Consequently, the politics of Sicilian wine are complex, not least because the region continues to be a fertile hunting ground for producers from mainland Italy and beyond. Ripe fruit flavours, a reliable climate, and a high supply of international grape varieties (according to a 2010 ISTAT survey, 25% of Sicilian wine is made from French cultivars) make Sicily the perfect Old World New World. Sixty per cent of production leaves Sicily in bulk. There is not only commoditisation, however. Bottlers from the north of Italy strive to premiumise, as shown by the Principi di Butera brand, owned by Veneto’s Zonin, which has gradually integrated a premium red blend range. 

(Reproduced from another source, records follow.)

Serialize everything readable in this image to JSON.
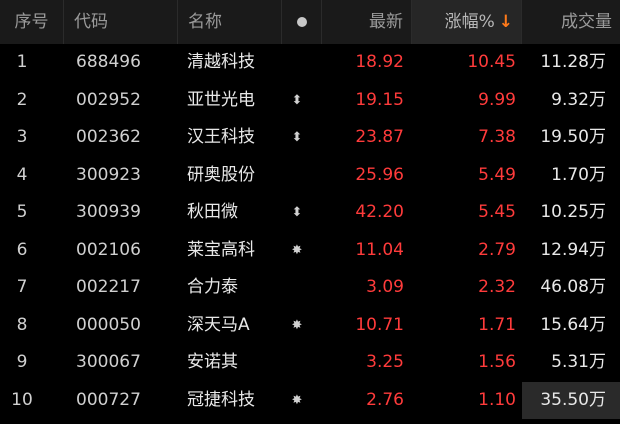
{
  "headers": {
    "index": "序号",
    "code": "代码",
    "name": "名称",
    "latest": "最新",
    "change_pct": "涨幅%",
    "volume": "成交量"
  },
  "colors": {
    "up": "#ff3b3b",
    "sort_arrow": "#ff7a1a",
    "header_bg": "#1a1a1a",
    "background": "#000000"
  },
  "rows": [
    {
      "index": "1",
      "code": "688496",
      "name": "清越科技",
      "mark": "",
      "latest": "18.92",
      "change_pct": "10.45",
      "volume": "11.28万"
    },
    {
      "index": "2",
      "code": "002952",
      "name": "亚世光电",
      "mark": "⬍",
      "latest": "19.15",
      "change_pct": "9.99",
      "volume": "9.32万"
    },
    {
      "index": "3",
      "code": "002362",
      "name": "汉王科技",
      "mark": "⬍",
      "latest": "23.87",
      "change_pct": "7.38",
      "volume": "19.50万"
    },
    {
      "index": "4",
      "code": "300923",
      "name": "研奥股份",
      "mark": "",
      "latest": "25.96",
      "change_pct": "5.49",
      "volume": "1.70万"
    },
    {
      "index": "5",
      "code": "300939",
      "name": "秋田微",
      "mark": "⬍",
      "latest": "42.20",
      "change_pct": "5.45",
      "volume": "10.25万"
    },
    {
      "index": "6",
      "code": "002106",
      "name": "莱宝高科",
      "mark": "✸",
      "latest": "11.04",
      "change_pct": "2.79",
      "volume": "12.94万"
    },
    {
      "index": "7",
      "code": "002217",
      "name": "合力泰",
      "mark": "",
      "latest": "3.09",
      "change_pct": "2.32",
      "volume": "46.08万"
    },
    {
      "index": "8",
      "code": "000050",
      "name": "深天马A",
      "mark": "✸",
      "latest": "10.71",
      "change_pct": "1.71",
      "volume": "15.64万"
    },
    {
      "index": "9",
      "code": "300067",
      "name": "安诺其",
      "mark": "",
      "latest": "3.25",
      "change_pct": "1.56",
      "volume": "5.31万"
    },
    {
      "index": "10",
      "code": "000727",
      "name": "冠捷科技",
      "mark": "✸",
      "latest": "2.76",
      "change_pct": "1.10",
      "volume": "35.50万"
    }
  ]
}
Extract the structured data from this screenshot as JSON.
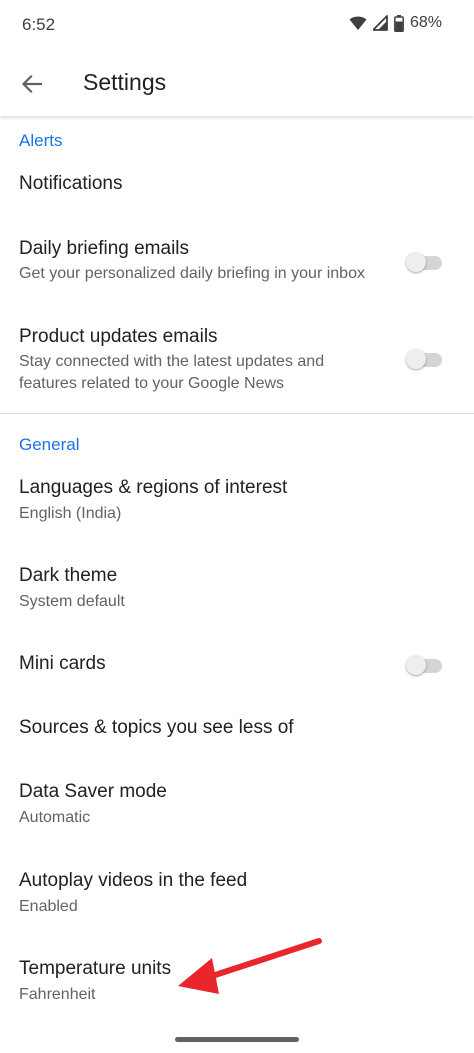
{
  "status_bar": {
    "time": "6:52",
    "battery": "68%"
  },
  "app_bar": {
    "title": "Settings"
  },
  "sections": {
    "alerts": {
      "header": "Alerts",
      "notifications": {
        "title": "Notifications"
      },
      "daily_briefing": {
        "title": "Daily briefing emails",
        "subtitle": "Get your personalized daily briefing in your inbox",
        "enabled": false
      },
      "product_updates": {
        "title": "Product updates emails",
        "subtitle": "Stay connected with the latest updates and features related to your Google News",
        "enabled": false
      }
    },
    "general": {
      "header": "General",
      "languages": {
        "title": "Languages & regions of interest",
        "subtitle": "English (India)"
      },
      "dark_theme": {
        "title": "Dark theme",
        "subtitle": "System default"
      },
      "mini_cards": {
        "title": "Mini cards",
        "enabled": false
      },
      "sources_topics": {
        "title": "Sources & topics you see less of"
      },
      "data_saver": {
        "title": "Data Saver mode",
        "subtitle": "Automatic"
      },
      "autoplay": {
        "title": "Autoplay videos in the feed",
        "subtitle": "Enabled"
      },
      "temperature": {
        "title": "Temperature units",
        "subtitle": "Fahrenheit"
      }
    }
  },
  "colors": {
    "accent": "#1a73e8",
    "annotation_arrow": "#e8262b",
    "toggle_track_off": "#d5d5d5",
    "toggle_thumb_off": "#eeeeee"
  },
  "icons": {
    "back": "back-arrow-icon",
    "wifi": "wifi-icon",
    "signal": "cell-signal-icon",
    "battery": "battery-icon"
  }
}
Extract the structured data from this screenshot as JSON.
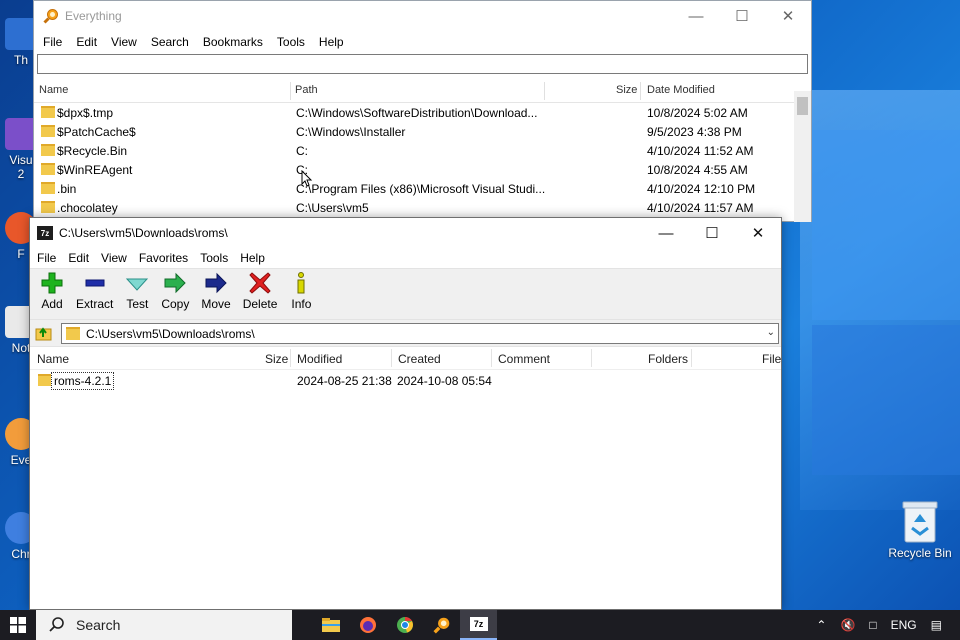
{
  "desktop": {
    "icons": [
      {
        "label": "Th",
        "color": "#2d6fd1"
      },
      {
        "label": "Visu\n2",
        "color": "#7b4fc9"
      },
      {
        "label": "F",
        "color": "#e8572a"
      },
      {
        "label": "Not",
        "color": "#e9e9e9"
      },
      {
        "label": "Eve",
        "color": "#f29c3b"
      },
      {
        "label": "Chr",
        "color": "#3f7fe0"
      }
    ],
    "recycle_bin": "Recycle Bin"
  },
  "everything": {
    "title": "Everything",
    "menu": [
      "File",
      "Edit",
      "View",
      "Search",
      "Bookmarks",
      "Tools",
      "Help"
    ],
    "search_value": "",
    "columns": {
      "name": "Name",
      "path": "Path",
      "size": "Size",
      "date": "Date Modified"
    },
    "rows": [
      {
        "name": "$dpx$.tmp",
        "path": "C:\\Windows\\SoftwareDistribution\\Download...",
        "size": "",
        "date": "10/8/2024 5:02 AM"
      },
      {
        "name": "$PatchCache$",
        "path": "C:\\Windows\\Installer",
        "size": "",
        "date": "9/5/2023 4:38 PM"
      },
      {
        "name": "$Recycle.Bin",
        "path": "C:",
        "size": "",
        "date": "4/10/2024 11:52 AM"
      },
      {
        "name": "$WinREAgent",
        "path": "C:",
        "size": "",
        "date": "10/8/2024 4:55 AM"
      },
      {
        "name": ".bin",
        "path": "C:\\Program Files (x86)\\Microsoft Visual Studi...",
        "size": "",
        "date": "4/10/2024 12:10 PM"
      },
      {
        "name": ".chocolatey",
        "path": "C:\\Users\\vm5",
        "size": "",
        "date": "4/10/2024 11:57 AM"
      }
    ]
  },
  "sevenzip": {
    "title": "C:\\Users\\vm5\\Downloads\\roms\\",
    "menu": [
      "File",
      "Edit",
      "View",
      "Favorites",
      "Tools",
      "Help"
    ],
    "toolbar": [
      "Add",
      "Extract",
      "Test",
      "Copy",
      "Move",
      "Delete",
      "Info"
    ],
    "address": "C:\\Users\\vm5\\Downloads\\roms\\",
    "columns": {
      "name": "Name",
      "size": "Size",
      "modified": "Modified",
      "created": "Created",
      "comment": "Comment",
      "folders": "Folders",
      "files": "File"
    },
    "rows": [
      {
        "name": "roms-4.2.1",
        "size": "",
        "modified": "2024-08-25 21:38",
        "created": "2024-10-08 05:54",
        "comment": "",
        "folders": "",
        "files": ""
      }
    ]
  },
  "taskbar": {
    "search_label": "Search",
    "apps": [
      "file-explorer",
      "firefox",
      "chrome",
      "everything",
      "7zip"
    ],
    "language": "ENG"
  }
}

The major change of the past two decades, however, has been the emergence of smaller, usually family-owned wineries. Arianna Occhipinti in Vittoria makes ‘garage’ natural wines from Nero d’Avola and Frappato, partly inspired by the trend-setting COS winery founded in 1980 by her uncle Giusto. Marilena Barbera, a notable champion of social media, has revamped her family’s traditional winery in Menfi, making it one of the island’s hippest brands. Serragghia makes cutting-edge dry and sweet Moscato from the breathtaking island of Pantelleria which has taken London and New York by storm. Centopassi makes Nero d’Avola and Catarratto from single vineyard land reclaimed from the mafia, one of the many fascinating stories Sicily has to offer.

Clouds on the horizon

The balance of power between large and small producers remains Sicily’s hottest issue. It took an unexpected turn in 2012 with the promotion of IGT Sicilia, the official designation for regional wines produced from almost any grape variety with loose requirements, into DOC Sicilia. Permitted yields were lowered and technical parameters updated, but many small producers argued DOC Sicilia, which encompasses the entire island and is Italy’s largest, fails to communicate a precise sense of place. One of its main purposes, limiting off-island bottling to raise quality, has failed, as many producers have obtained exemptions and bottle DOC Sicilia wine in the north of Italy. Recently, the consorzio scored a notable success when DOC became compulsory for varietal-labelled Nero d’Avola and Grillo, a change that caused dissent. 

The consorzio’s director, Maurizio Lunetta, defends the move: “Our main goal is to increase the value of our wines on the market and effectively redistribute it to all the participants of the production system. The DOC Sicilia is continuously growing. In 2018 we reached 80m bottles. This notably allows the promotion of Sicilian wine in its entirety.” But many smaller wineries give DOC Sicilia the cold shoulder. Some embrace smaller, more geographically precise DOCs such as Alcamo, Contea di Sclafani, or Contessa Entellina. The marketing power of more precise appellations such as Etna or Cerasuolo di Vittoria suggests that to wine lovers, smaller is more meaningful. Others opt for the IGT category, now renamed Terre Siciliane. 

The ensuing confusion arguably does little to guide the consumer through Sicilian wine, and it could ironically strengthen the power of private brands and grape varieties rather than Sicilia as a brand in itself. Walter Speller, Italian wine specialist for Jancisrobinson.com, argues: “DOC Sicilia is beginning to show its limitations … The image has not kept pace.” In any case, buyers continue to look for grape variety and price rather than DOC. 

The quest for identity

The agony and the ecstasy of Sicily’s restructuring match the grandeur of the local viticultural landscape, from azure seas to Etna’s majestic basalts. In less than a generation, Sicily has evolved from a provincial bulk wine supplier to an important global player. Yet beyond encouraging sales, the answer to one question appears to elude local opinion makers: what does Sicily really represent? The lack of clear identity threatens to become a liability in the long term. Countries that produce as much wine as Sicily, such as Australia and Chile, solved the conundrum and emerged more powerful from the process. For Sicily, the challenge remains. “Everything must change so that everything can stay the same” is the most famous quote from that quintessential book about Sicily, Lampedusa’s “The Leopard”. It’s advice the island’s winemakers would do well to note.